Bupati LSM LIRA DPD Sidoarjo Winarno, pada saat orasi di depan Gedung DPRD meminta dengan tegas kepada DPRD Kabupaten Sidoarjo segera menuntaskan Raperda Penyandang Disabilitas untuk diselesaikan.

“Tuntutan penyelesaian terkait Raperda merupakan hak yang sudah seharusnya dimiliki penyandang difabel, sayangnya sampai dengan sekarang tidak mendapat tanggapan yang memadai dan tentunya semuanya ini menimbulkan rasa kecewa serta ketidakpuasan,” ungkapnya.

Winarno juga menyampaikan jika LSM LIRA akan terus memantau dan terus mendorong DPRD Kabupaten Sidoarjo untuk segera menetapkan Raperda bagi Penyandang Disabilitas dan memberikan batas waktu hingga Agustus 2024.

Sedang, Ketua DPRD Sidoarjo, H. Usman menerima baik dan mengapresiasi akan kedatangan perwakilan dari penyandang disabilitas bersama dengan LSM LIRA ke ruangan sidang DPRD untuk melakukan komunikasi terkait Perda tersebut.

LSM LIRA DPD Kabupaten Sidoarjo bersama Koalisi Difabel Sidoarjo geruduk kantor DPRD Kabupaten Sidoarjo.
LSM LIRA DPD Kabupaten Sidoarjo bersama Koalisi Difabel Sidoarjo geruduk kantor DPRD Kabupaten Sidoarjo.

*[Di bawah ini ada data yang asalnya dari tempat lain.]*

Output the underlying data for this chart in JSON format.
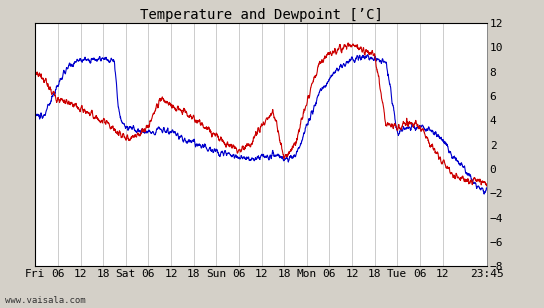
{
  "title": "Temperature and Dewpoint [ʼC]",
  "ylim": [
    -8,
    12
  ],
  "yticks": [
    -8,
    -6,
    -4,
    -2,
    0,
    2,
    4,
    6,
    8,
    10,
    12
  ],
  "x_tick_labels": [
    "Fri",
    "06",
    "12",
    "18",
    "Sat",
    "06",
    "12",
    "18",
    "Sun",
    "06",
    "12",
    "18",
    "Mon",
    "06",
    "12",
    "18",
    "Tue",
    "06",
    "12",
    "23:45"
  ],
  "x_tick_positions": [
    0,
    6,
    12,
    18,
    24,
    30,
    36,
    42,
    48,
    54,
    60,
    66,
    72,
    78,
    84,
    90,
    96,
    102,
    108,
    119.75
  ],
  "total_hours": 119.75,
  "bg_color": "#d4d0c8",
  "plot_bg_color": "#ffffff",
  "grid_color": "#b8b8b8",
  "temp_color": "#0000cc",
  "dewpoint_color": "#cc0000",
  "watermark": "www.vaisala.com",
  "title_fontsize": 10,
  "tick_fontsize": 8,
  "line_width": 0.8,
  "temp_keypoints_x": [
    0,
    2,
    4,
    6,
    9,
    12,
    15,
    18,
    20,
    21,
    22,
    23,
    24,
    27,
    30,
    33,
    36,
    39,
    42,
    45,
    48,
    51,
    54,
    57,
    60,
    63,
    66,
    69,
    72,
    75,
    78,
    81,
    84,
    87,
    90,
    93,
    96,
    99,
    102,
    105,
    108,
    111,
    114,
    117,
    119.75
  ],
  "temp_keypoints_y": [
    4.5,
    4.2,
    5.5,
    7.0,
    8.5,
    9.0,
    9.0,
    9.0,
    8.9,
    8.8,
    5.0,
    3.8,
    3.5,
    3.2,
    3.0,
    3.3,
    3.0,
    2.5,
    2.2,
    1.8,
    1.5,
    1.3,
    1.0,
    0.8,
    1.0,
    1.2,
    0.8,
    1.0,
    3.5,
    6.0,
    7.5,
    8.5,
    9.0,
    9.2,
    9.0,
    8.8,
    3.0,
    3.5,
    3.5,
    3.2,
    2.5,
    1.0,
    0.0,
    -1.5,
    -1.8
  ],
  "dew_keypoints_x": [
    0,
    2,
    4,
    6,
    8,
    10,
    12,
    15,
    18,
    20,
    21,
    22,
    23,
    24,
    27,
    30,
    33,
    36,
    39,
    42,
    45,
    48,
    51,
    54,
    57,
    60,
    63,
    66,
    69,
    72,
    75,
    78,
    81,
    84,
    87,
    90,
    93,
    96,
    99,
    102,
    105,
    108,
    111,
    114,
    117,
    119.75
  ],
  "dew_keypoints_y": [
    8.0,
    7.5,
    6.5,
    5.8,
    5.5,
    5.2,
    5.0,
    4.5,
    3.8,
    3.5,
    3.2,
    3.0,
    2.8,
    2.5,
    2.8,
    3.5,
    5.8,
    5.2,
    4.8,
    4.2,
    3.5,
    2.8,
    2.0,
    1.5,
    2.0,
    3.5,
    4.8,
    1.0,
    2.0,
    5.5,
    8.5,
    9.5,
    10.0,
    10.2,
    9.8,
    9.5,
    3.5,
    3.5,
    3.8,
    3.5,
    2.0,
    0.5,
    -0.5,
    -1.0,
    -0.8,
    -1.2
  ]
}
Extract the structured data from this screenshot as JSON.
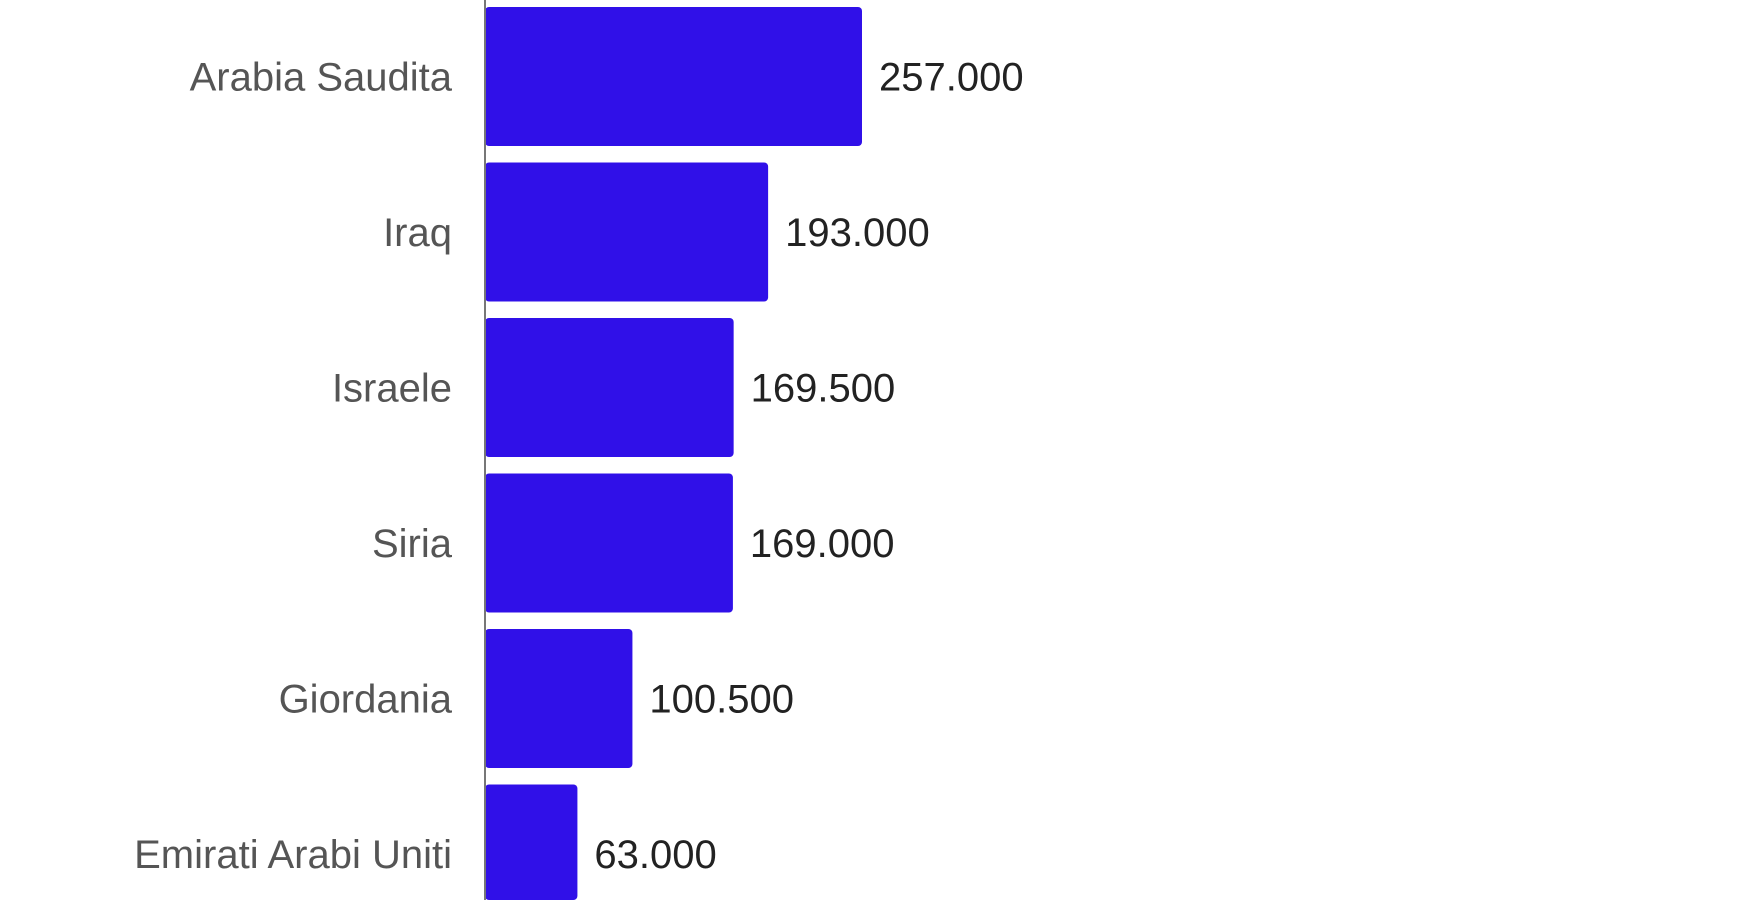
{
  "chart_data": {
    "type": "bar",
    "orientation": "horizontal",
    "categories": [
      "Arabia Saudita",
      "Iraq",
      "Israele",
      "Siria",
      "Giordania",
      "Emirati Arabi Uniti"
    ],
    "values": [
      257000,
      193000,
      169500,
      169000,
      100500,
      63000
    ],
    "data_labels": [
      "257.000",
      "193.000",
      "169.500",
      "169.000",
      "100.500",
      "63.000"
    ],
    "title": "",
    "xlabel": "",
    "ylabel": "",
    "grid": false,
    "legend": "none",
    "colors": {
      "bar": "#3010E8",
      "axis": "#777777"
    }
  }
}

Dalam kesempatan tersebut Politisi dari Partai Kebangkitan Bangsa (PKB) ini menjelaskan jika Raperda Penyandang Disabilitas merupakan Raperda inisiatif yang telah diinisiasi sejak tahun 2019 dan berbentuk naskah akademik oleh pihak yang berkompeten untuk melihat apa Kabupaten Sidoarjo benar-benar membutuhkan atau tidak Raperda tersebut.

 “Ternyata hasilnya Kabupaten Sidoarjo sangat memerlukan Perda Disabilitas. Dan hasilnya kaum difabel di Kabupaten Sidoarjo ini cukup banyak dan nantinya pihaknya juga akan melibatkan pihak penyandang difabel dalam pembahasan Raperda untuk mendapatkan berbagai masukan terkait kebutuhannya,” jelasnya.

Ia menambahkan jika proses penetapan Raperda ini akan dimulai pada bulan Desember nanti yang didahului dengan paripurna penjelasan dari pengusul pada tanggal 13 Desember 2023.

Sedang Jainul Rahmat Aripin, salah seorang penyandang disabilitas mengatakan, bahwa Perda Disabilitas adalah sebuah kebutuhan. Hal tersebut sebagai bentuk kongkrit Pemerintah Kabupaten Sidoarjo menunjukkan kepedulian terhadap kaum difabel.

“Sebagai kaum difabel dari dulu saya ingin memperjuangkan, namun hingga sekarang cuma hanya jadi pembahasan saja,” tuturnya.

Ia juga berharap Raperda Disabilitas segera diselesaikan dan diterapkan demi memberi perlindungan hukum dan kesejahteraan terhadap kaum difabel.